The Prince of Bel-Air has ascended to a higher monarch level, now having the title of king.
Will Smith is Richard Williams in this new sports drama, the father of tennis greats Venus (Saniyya Sidney) and Serena Williams (Demi Singleton) who had the nickname of King Richard in Compton, Calif. The film begins with Richard helping his daughters with tennis practices, and making an effort to find them a professional coach, as he knows their potential.
From there, the movie follows how Richard worked to advance his daughters’ talents, while also halting their careers from advancing too fast. The movie also explores how Richard got along with Venus’ coaches and his marriage with Oracene Williams (Aunjanue Ellis).
The Williams sisters absolutely deserve to have their stories told and while this movie does focus on Richard, audiences are still able to see how the tennis players’ careers are established. It ends up being a balanced enough approach, having aspects of both a character drama and an inspiring sports film.
While both elements have their pros and cons, though, the movie’s sports moments are much more of a highlight than its dramatic features related to Richard’s life. When it comes to the latter, Richard’s journey seems a bit too glossy.
It is true that the film doesn’t shy away from showing some of Richard’s more controversial moves. For example, his decision to prevent Venus and Serena from competing in direct matches for a period of time is explored in detail.
However, the film’s approach is to smooth the edges in many cases by showing Richard’s decisions as earnest actions to ensure his kids stay on the right path. It doesn’t quite come across as an objective take.
What’s more noticeable, though, was how the film portrayed Richard’s relationship, or lack thereof, with his other children. Before he was married to Oracene and had Venus and Serena, Richard had five children with another woman he was married.
In what is arguably the film’s best scene, Oracene calls out Richard’s parenting decisions in an extended, fierce monologue. It’s a fine moment, but is also far too little in terms of studying that side of Richard’s character.
He was a father to many children, but was very much laser-focused on Venus and Serena. Had the movie been more willing to dig deeper into this and other aspects of his life, “King Richard” likely could’ve been a much stronger drama.
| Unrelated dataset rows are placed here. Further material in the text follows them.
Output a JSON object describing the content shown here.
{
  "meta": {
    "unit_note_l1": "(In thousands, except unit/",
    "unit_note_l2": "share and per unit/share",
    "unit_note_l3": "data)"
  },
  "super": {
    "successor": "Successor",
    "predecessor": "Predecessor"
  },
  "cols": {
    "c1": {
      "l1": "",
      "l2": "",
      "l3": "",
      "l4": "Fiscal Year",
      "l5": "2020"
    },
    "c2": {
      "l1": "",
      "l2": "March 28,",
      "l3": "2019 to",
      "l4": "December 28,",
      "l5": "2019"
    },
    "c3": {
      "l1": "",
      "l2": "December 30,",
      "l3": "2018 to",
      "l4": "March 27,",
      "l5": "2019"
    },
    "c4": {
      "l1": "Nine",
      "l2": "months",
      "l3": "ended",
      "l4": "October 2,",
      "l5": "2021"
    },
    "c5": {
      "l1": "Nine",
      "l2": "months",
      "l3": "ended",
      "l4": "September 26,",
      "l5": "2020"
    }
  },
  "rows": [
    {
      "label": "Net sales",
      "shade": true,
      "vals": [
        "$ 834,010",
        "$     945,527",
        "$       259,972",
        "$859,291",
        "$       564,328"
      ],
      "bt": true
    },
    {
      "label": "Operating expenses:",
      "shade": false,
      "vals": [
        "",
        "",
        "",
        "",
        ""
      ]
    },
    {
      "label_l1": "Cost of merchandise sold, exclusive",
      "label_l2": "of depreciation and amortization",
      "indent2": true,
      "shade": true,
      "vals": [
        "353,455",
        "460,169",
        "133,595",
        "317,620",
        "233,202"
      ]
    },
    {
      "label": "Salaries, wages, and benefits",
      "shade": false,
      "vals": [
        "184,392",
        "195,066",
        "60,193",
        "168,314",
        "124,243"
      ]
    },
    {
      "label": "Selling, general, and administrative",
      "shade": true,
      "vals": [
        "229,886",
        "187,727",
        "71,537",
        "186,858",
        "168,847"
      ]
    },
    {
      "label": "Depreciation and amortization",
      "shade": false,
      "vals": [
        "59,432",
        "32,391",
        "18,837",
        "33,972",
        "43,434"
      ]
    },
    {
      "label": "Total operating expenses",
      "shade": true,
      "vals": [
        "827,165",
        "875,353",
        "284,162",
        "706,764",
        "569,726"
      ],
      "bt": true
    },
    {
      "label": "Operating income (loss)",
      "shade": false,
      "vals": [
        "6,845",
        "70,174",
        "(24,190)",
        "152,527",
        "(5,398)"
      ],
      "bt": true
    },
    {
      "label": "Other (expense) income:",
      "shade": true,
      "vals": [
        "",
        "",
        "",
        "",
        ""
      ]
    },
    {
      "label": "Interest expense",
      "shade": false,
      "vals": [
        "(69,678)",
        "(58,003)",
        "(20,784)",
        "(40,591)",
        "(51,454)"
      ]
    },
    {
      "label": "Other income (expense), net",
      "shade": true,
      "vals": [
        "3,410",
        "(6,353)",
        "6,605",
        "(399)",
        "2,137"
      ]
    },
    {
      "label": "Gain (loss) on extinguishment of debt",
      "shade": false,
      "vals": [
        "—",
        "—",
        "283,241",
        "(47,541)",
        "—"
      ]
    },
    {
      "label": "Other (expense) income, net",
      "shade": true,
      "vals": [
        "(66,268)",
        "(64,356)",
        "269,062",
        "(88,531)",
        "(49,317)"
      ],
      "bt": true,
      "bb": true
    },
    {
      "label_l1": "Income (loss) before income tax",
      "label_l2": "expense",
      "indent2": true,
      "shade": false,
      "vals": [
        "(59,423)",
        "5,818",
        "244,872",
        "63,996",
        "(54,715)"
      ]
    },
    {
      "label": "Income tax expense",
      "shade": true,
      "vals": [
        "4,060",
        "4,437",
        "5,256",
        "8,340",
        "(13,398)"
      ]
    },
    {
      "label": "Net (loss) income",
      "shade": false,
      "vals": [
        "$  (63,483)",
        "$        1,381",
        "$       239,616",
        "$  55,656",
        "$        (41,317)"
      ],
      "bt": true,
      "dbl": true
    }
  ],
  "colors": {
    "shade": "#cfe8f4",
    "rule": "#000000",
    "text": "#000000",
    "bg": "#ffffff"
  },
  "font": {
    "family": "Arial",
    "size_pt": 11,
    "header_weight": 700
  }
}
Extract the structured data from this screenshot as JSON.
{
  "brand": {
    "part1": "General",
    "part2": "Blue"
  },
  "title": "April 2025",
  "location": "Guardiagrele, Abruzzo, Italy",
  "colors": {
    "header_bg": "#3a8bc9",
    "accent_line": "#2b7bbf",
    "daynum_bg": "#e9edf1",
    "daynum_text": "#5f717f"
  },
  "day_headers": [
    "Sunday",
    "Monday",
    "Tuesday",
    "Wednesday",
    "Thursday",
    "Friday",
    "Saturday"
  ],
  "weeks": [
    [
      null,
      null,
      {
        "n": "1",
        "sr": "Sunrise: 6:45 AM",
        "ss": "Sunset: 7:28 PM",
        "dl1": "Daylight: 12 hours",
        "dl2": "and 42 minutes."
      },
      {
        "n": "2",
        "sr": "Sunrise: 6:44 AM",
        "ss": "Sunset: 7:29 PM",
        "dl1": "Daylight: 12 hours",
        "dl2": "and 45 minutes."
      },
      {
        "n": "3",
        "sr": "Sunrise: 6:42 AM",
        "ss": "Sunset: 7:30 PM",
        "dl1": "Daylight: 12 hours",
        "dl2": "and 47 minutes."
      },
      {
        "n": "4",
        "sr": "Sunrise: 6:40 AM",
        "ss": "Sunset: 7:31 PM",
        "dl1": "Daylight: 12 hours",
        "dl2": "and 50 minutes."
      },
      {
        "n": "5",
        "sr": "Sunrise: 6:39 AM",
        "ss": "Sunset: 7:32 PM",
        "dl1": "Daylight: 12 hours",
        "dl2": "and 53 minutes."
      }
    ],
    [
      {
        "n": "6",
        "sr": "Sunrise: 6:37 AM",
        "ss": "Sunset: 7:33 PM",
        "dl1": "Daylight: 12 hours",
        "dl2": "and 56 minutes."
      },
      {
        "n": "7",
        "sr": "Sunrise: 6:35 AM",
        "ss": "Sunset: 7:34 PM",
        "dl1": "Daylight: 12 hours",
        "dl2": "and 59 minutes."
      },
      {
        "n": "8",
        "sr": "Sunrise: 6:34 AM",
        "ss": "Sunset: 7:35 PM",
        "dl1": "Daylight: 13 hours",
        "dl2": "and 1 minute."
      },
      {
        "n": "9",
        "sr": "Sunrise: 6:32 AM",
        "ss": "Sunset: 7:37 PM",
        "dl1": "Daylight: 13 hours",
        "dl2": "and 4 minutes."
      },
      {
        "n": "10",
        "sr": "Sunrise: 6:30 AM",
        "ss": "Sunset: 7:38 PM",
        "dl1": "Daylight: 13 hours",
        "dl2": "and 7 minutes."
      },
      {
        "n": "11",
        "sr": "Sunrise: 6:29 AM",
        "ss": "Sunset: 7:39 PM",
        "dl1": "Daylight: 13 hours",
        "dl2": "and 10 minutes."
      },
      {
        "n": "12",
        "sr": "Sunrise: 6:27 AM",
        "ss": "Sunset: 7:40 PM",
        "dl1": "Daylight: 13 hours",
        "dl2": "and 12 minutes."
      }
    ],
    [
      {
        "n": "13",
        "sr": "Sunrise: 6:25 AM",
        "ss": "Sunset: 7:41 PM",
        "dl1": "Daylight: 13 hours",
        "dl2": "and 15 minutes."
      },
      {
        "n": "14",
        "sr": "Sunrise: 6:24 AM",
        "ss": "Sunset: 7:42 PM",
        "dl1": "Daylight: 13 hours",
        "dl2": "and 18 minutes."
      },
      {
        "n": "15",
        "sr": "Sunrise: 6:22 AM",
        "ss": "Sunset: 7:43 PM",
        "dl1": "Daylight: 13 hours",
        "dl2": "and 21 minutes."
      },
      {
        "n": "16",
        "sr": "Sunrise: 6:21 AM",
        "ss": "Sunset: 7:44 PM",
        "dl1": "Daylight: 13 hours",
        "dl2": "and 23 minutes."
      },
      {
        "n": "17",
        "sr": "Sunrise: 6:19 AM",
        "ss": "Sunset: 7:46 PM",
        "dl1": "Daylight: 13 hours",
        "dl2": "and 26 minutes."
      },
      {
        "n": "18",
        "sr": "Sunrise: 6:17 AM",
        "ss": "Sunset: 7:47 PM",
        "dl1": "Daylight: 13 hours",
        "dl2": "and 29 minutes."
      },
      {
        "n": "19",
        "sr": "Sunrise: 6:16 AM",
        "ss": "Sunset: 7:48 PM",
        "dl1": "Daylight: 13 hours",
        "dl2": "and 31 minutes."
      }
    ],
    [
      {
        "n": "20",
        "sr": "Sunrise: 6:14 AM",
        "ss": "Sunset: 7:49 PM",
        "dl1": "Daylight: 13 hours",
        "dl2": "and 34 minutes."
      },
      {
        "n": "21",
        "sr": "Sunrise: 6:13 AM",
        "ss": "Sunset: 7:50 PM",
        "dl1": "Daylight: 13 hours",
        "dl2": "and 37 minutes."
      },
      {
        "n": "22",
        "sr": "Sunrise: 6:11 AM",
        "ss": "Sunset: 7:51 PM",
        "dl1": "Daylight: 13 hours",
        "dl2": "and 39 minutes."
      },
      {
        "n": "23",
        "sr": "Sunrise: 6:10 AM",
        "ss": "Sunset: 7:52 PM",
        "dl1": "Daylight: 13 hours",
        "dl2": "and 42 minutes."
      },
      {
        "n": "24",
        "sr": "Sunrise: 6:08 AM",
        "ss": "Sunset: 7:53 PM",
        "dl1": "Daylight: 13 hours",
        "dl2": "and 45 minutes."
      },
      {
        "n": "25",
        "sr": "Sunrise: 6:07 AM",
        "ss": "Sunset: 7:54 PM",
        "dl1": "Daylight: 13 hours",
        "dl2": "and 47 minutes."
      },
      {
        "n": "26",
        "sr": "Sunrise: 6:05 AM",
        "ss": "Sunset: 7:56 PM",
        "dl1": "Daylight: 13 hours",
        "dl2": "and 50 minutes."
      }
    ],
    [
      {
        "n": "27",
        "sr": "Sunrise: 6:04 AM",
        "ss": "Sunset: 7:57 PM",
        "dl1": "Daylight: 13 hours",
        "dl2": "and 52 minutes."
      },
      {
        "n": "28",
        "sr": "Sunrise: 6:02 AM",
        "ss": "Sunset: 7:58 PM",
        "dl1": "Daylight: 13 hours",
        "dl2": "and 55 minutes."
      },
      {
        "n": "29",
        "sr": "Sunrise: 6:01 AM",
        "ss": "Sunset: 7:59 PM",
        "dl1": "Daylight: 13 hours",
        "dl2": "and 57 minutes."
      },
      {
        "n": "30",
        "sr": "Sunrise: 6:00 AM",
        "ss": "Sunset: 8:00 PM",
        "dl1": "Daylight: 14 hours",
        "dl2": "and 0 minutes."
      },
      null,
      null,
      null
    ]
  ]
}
While the film falls short in this area, though, it’s not to say it’s a poor effort in telling a dramatic story. Richard’s dedication and and some of his flaws are on screen, making for a compelling arc to follow as an audience.
Combined with the film’s sports elements, “King Richard” turns out to be a winning experience. When it comes to those sports segments, they’re familiar, but executed nicely.
There are a few montages, one with the two training and another of the sisters racking up wins in competitions. These segments are entertaining in capturing the sport and captivating in showing how the Williams sisters started their journey to where they are now.
There’s also a well made final match featured in the third act that can keep a viewer on the edge of their seat as it goes back and forth between Venus and her opponent.
The young Venus, and her sister Serena, are both portrayed quite well in the film. Sidney and Singleton are definitely convincing as the sisters, humanizing the tennis legends when their careers were just getting underway.
The anxiety they have for some of the major decisions in their lives, such as Venus being approached by Nike for a big contract, as well as moments of them just being kids, is genuine.
Will Smith is the star of the show, though, and it’s very likely he’s going to be picking up nominations this award season, and it is certainly deserved. Smith is one of those actors, similar to Tom Hanks, who never fully disappear into their roles.
However, actors like this have such great screen presence and are so dedicated to the portrayal that the performance shines through. That’s the case with Smith’s work. While Smith doesn’t completely disappear in the role, he is still absolutely convincing as Richard, capturing the figure’s passionate personality.
“King Richard” doesn’t reach the depth a story like this could potentially have, but there are still engaging dramatic elements and the sports moments are crowd pleasing. 3.75 out of 5.